The Fed rate announcement is due at 3am on Thursday, Singapore time.

"Markets had time to prepare for this day, with investors winding back risk ahead of the event," said Tim Schroeders, a portfolio manager who helps oversee about US$1 billion in equities at Pengana Capital Ltd. in Melbourne. "What happens after the Fed rate hike is difficult to tell especially since we're coming into a quiet period around Christmas and New Year. Volatility will probably continue."

Investors are heading into Fed decision day on a more positive note, after oil came back from a six-year low and the rout in high-risk debt took a breather. Traders and economists expect the US central bank will boost key rates on Wednesday, while indicating that any subsequent hikes will be gradual as long as economic growth remains steady.

Investors are about to find out how much equities are worth in the absence of Fed support. Cheap money has fueled a bull market in US shares, helping stocks recover from the global financial crisis and restoring US$15 trillion to market values since 2009.

The Bloomberg Dollar Spot Index, a gauge of the US currency against 10 major peers, fell 0.1 pe rcent on Wednesday after a four-day advance. It's climbed more than 8 per cent this year as anticipation of tighter Fed policy fueled gains.

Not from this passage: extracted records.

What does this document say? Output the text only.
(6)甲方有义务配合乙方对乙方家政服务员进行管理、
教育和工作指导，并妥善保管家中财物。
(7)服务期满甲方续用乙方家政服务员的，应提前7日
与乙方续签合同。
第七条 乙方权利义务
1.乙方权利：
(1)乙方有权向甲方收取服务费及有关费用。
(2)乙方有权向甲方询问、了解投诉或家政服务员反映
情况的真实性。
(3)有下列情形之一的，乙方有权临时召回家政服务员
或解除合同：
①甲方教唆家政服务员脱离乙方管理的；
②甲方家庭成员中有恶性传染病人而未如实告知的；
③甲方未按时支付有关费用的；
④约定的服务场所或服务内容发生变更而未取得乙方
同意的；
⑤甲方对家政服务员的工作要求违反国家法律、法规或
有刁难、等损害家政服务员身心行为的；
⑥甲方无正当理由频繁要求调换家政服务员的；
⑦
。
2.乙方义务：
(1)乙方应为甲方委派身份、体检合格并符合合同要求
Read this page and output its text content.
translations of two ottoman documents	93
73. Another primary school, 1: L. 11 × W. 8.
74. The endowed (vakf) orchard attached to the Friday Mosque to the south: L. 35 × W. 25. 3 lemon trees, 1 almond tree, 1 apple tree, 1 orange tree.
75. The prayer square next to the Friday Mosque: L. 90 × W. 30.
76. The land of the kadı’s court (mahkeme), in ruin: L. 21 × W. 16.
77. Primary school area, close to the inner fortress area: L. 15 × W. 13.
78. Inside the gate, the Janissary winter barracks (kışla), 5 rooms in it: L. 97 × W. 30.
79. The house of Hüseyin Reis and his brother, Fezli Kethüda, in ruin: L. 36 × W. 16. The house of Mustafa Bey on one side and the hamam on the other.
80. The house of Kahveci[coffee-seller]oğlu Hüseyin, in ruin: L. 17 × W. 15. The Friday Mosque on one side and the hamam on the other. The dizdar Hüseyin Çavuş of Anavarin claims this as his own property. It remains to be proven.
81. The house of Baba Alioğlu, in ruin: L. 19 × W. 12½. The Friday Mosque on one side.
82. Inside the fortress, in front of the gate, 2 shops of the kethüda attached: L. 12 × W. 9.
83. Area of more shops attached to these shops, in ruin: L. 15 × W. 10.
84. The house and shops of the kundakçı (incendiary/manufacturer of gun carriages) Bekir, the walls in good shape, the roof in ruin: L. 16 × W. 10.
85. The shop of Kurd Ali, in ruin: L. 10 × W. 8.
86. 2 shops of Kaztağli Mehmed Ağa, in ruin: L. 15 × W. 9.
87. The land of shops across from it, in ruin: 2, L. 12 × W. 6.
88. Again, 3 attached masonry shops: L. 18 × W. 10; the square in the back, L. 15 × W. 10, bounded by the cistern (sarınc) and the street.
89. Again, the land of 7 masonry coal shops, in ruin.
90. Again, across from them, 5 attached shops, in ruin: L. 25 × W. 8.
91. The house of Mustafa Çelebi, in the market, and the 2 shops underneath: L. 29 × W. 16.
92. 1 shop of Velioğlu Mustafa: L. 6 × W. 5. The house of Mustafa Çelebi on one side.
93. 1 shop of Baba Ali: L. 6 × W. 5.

"The FOMC meeting could cause some fireworks," Jason Wong, a currency strategist in Wellington at Bank of New Zealand Ltd., said in an e-mail to clients, referring to the Federal Open Market Committee. "This has been one of the most anticipated Fed meetings in modern history, but some trading volatility could still be expected as market participants interpret and misinterpret the FOMC language."

The euro gained 0.1 per cent to US$1.0944 following Tuesday's 0.6 per cent drop, while the yen traded at 121.73 per dollar after falling 0.5 per cent last session. The won strengthened 0.3 per cent as traders judged its recent declines to be excessive.

The yuan recovered from initial losses in Hong Kong's offshore market on suspected intervention by Chinese policy makers. The currency was 0.2 per cent higher at 6.5274 per dollar, after earlier sliding to 6.5438.

A major Chinese bank placed a "sizable bid" for yuan at around 6.53, triggering the rebound in the offshore exchange rate, said Ryan Lam, the Hong Kong-based head of research at Shanghai Commercial Bank Ltd. "Trading will be thinner around Christmas which means the PBOC can achieve its goal even with small-scale interventions."

West Texas Intermediate fell amid speculation Iran is moving closer to boosting crude exports after United Nations monitors ended a probe of the Islamic Republic's research into atomic-weapon technologies. Crude slipped 1 per cent to US$36.96 a barrel after rallying almost 5 per cent the past two sessions.